Each page is 4-bytes, there is a total of 0x87/135 pages. The following is the structure of the NFC pages:

NFC page Total pages Raw byte offset in EEPROM Total byte size Description
0 4 0x10 0x10 Same as standard NTAG215: 9-byte serial-number, "internal" u8 value, two lock bytes then the "Capability Container (CC)" page.
4 1 0x10 0x4 Last 3-bytes here are used with the following HMAC. The first byte is normally 0xA5. The remaining bytes are initially(before the Amiibo is written to) all-zero. Byte[2] here is increased each time the Amiibo is written to.
5 0x14 The system crypts 0x1A0-bytes with a buffer containing data loaded from here.
0x20/32 8 0x80 0x20 SHA256-HMAC over 0x1DF-bytes: first 3-bytes are from the last 3-bytes of page[4], the rest is over the first 0x1DC-bytes of the plaintext data.

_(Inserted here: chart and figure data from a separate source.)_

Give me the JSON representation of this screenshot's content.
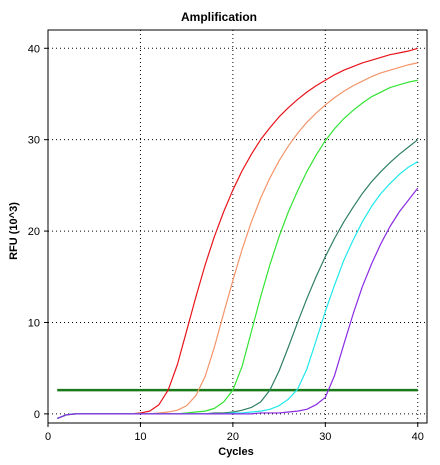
{
  "chart_data": {
    "type": "line",
    "title": "Amplification",
    "xlabel": "Cycles",
    "ylabel": "RFU (10^3)",
    "xlim": [
      0,
      41
    ],
    "ylim": [
      -1,
      42
    ],
    "x_ticks": [
      0,
      10,
      20,
      30,
      40
    ],
    "y_ticks": [
      0,
      10,
      20,
      30,
      40
    ],
    "grid": true,
    "threshold": {
      "value": 2.6,
      "color": "#1a7a1a"
    },
    "x": [
      1,
      2,
      3,
      4,
      5,
      6,
      7,
      8,
      9,
      10,
      11,
      12,
      13,
      14,
      15,
      16,
      17,
      18,
      19,
      20,
      21,
      22,
      23,
      24,
      25,
      26,
      27,
      28,
      29,
      30,
      31,
      32,
      33,
      34,
      35,
      36,
      37,
      38,
      39,
      40
    ],
    "series": [
      {
        "color": "#e8141a",
        "values": [
          -0.5,
          -0.1,
          0,
          0,
          0,
          0,
          0,
          0,
          0,
          0.1,
          0.3,
          1.0,
          2.6,
          5.4,
          9.1,
          12.8,
          16.3,
          19.4,
          22.1,
          24.5,
          26.6,
          28.4,
          30.0,
          31.3,
          32.5,
          33.5,
          34.4,
          35.2,
          35.9,
          36.5,
          37.1,
          37.6,
          38.0,
          38.4,
          38.7,
          39.0,
          39.3,
          39.5,
          39.7,
          40.0
        ]
      },
      {
        "color": "#f4956a",
        "values": [
          -0.5,
          -0.1,
          0,
          0,
          0,
          0,
          0,
          0,
          0,
          0,
          0,
          0.1,
          0.2,
          0.4,
          0.9,
          2.0,
          4.1,
          7.3,
          11.0,
          14.6,
          18.0,
          21.0,
          23.6,
          25.8,
          27.7,
          29.3,
          30.7,
          31.9,
          32.9,
          33.8,
          34.6,
          35.3,
          35.9,
          36.4,
          36.9,
          37.3,
          37.6,
          37.9,
          38.2,
          38.4
        ]
      },
      {
        "color": "#33e333",
        "values": [
          -0.5,
          -0.1,
          0,
          0,
          0,
          0,
          0,
          0,
          0,
          0,
          0,
          0,
          0,
          0,
          0.1,
          0.2,
          0.3,
          0.6,
          1.3,
          2.6,
          5.2,
          9.0,
          12.8,
          16.3,
          19.4,
          22.1,
          24.4,
          26.5,
          28.3,
          29.9,
          31.2,
          32.3,
          33.2,
          34.0,
          34.7,
          35.2,
          35.7,
          36.0,
          36.3,
          36.5
        ]
      },
      {
        "color": "#2f7f62",
        "values": [
          -0.5,
          -0.1,
          0,
          0,
          0,
          0,
          0,
          0,
          0,
          0,
          0,
          0,
          0,
          0,
          0,
          0,
          0,
          0.1,
          0.1,
          0.2,
          0.4,
          0.7,
          1.3,
          2.6,
          4.7,
          7.3,
          10.0,
          12.6,
          15.0,
          17.2,
          19.2,
          21.0,
          22.6,
          24.1,
          25.4,
          26.5,
          27.5,
          28.4,
          29.2,
          30.0
        ]
      },
      {
        "color": "#1fe8ec",
        "values": [
          -0.5,
          -0.1,
          0,
          0,
          0,
          0,
          0,
          0,
          0,
          0,
          0,
          0,
          0,
          0,
          0,
          0,
          0,
          0,
          0,
          0.1,
          0.1,
          0.2,
          0.3,
          0.5,
          0.9,
          1.6,
          2.7,
          4.9,
          8.0,
          11.2,
          14.1,
          16.8,
          19.0,
          21.0,
          22.7,
          24.1,
          25.2,
          26.2,
          27.0,
          27.6
        ]
      },
      {
        "color": "#8a2be2",
        "values": [
          -0.5,
          -0.1,
          0,
          0,
          0,
          0,
          0,
          0,
          0,
          0,
          0,
          0,
          0,
          0,
          0,
          0,
          0,
          0,
          0,
          0,
          0,
          0,
          0.1,
          0.1,
          0.1,
          0.2,
          0.3,
          0.5,
          1.0,
          1.8,
          4.2,
          7.6,
          10.9,
          13.9,
          16.4,
          18.6,
          20.5,
          22.1,
          23.4,
          24.7
        ]
      }
    ]
  }
}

Encrypted data buffer structure

Encrypted buffer offset Byte offset in the actual NFC data, relative to page[5] Raw byte offset in NFC EEPROM NFC page Byte size Notes
0x0 0x0 0x14 0x5 0x20
0x20 0x8C 0xA0 0x28 0x114
0x134 0x1A0 0x1B4 0x6D 0x54
0x188 0x20 0x34 0xD 0x18 This data is included in the crypto buffer, even though this data isn't actually encrypted(this is part of a hash).

Structure of the plaintext data

Offset Size Description
0x0 0xB0 Amiibo settings are stored within here.
0xB0 0xD8 AppData, for the user-application with the programID specified in the above Amiibo settings. The data stored here is application-specific.
0x188 0x18 Not used in "decrypted" form, since this isn't encrypted to begin with.

Structure of Amiibo settings

Offset Size Description
0x0 0x1 Unknown. The low 4-bits here are copied to the struct used with NFC:GetAmiiboSettings.
0x1 0x1 Unknown. The low 4-bits here are copied to the struct used with NFC:GetAmiiboSettings.
0x2 0x2 ?
0x4 0x2 u16 big-endian, unknown.
0x6 0x6 ?
0xC 0x14(10*2) UTF-16BE Amiibo nickname.
0x20 0x60 Owner Mii.
0x80 0x8 Application programID for the AppData, zero otherwise.
0x88 0x4 ?
0x8C 0x4 ?
0x90 0x20 Probably a SHA256-HMAC hash.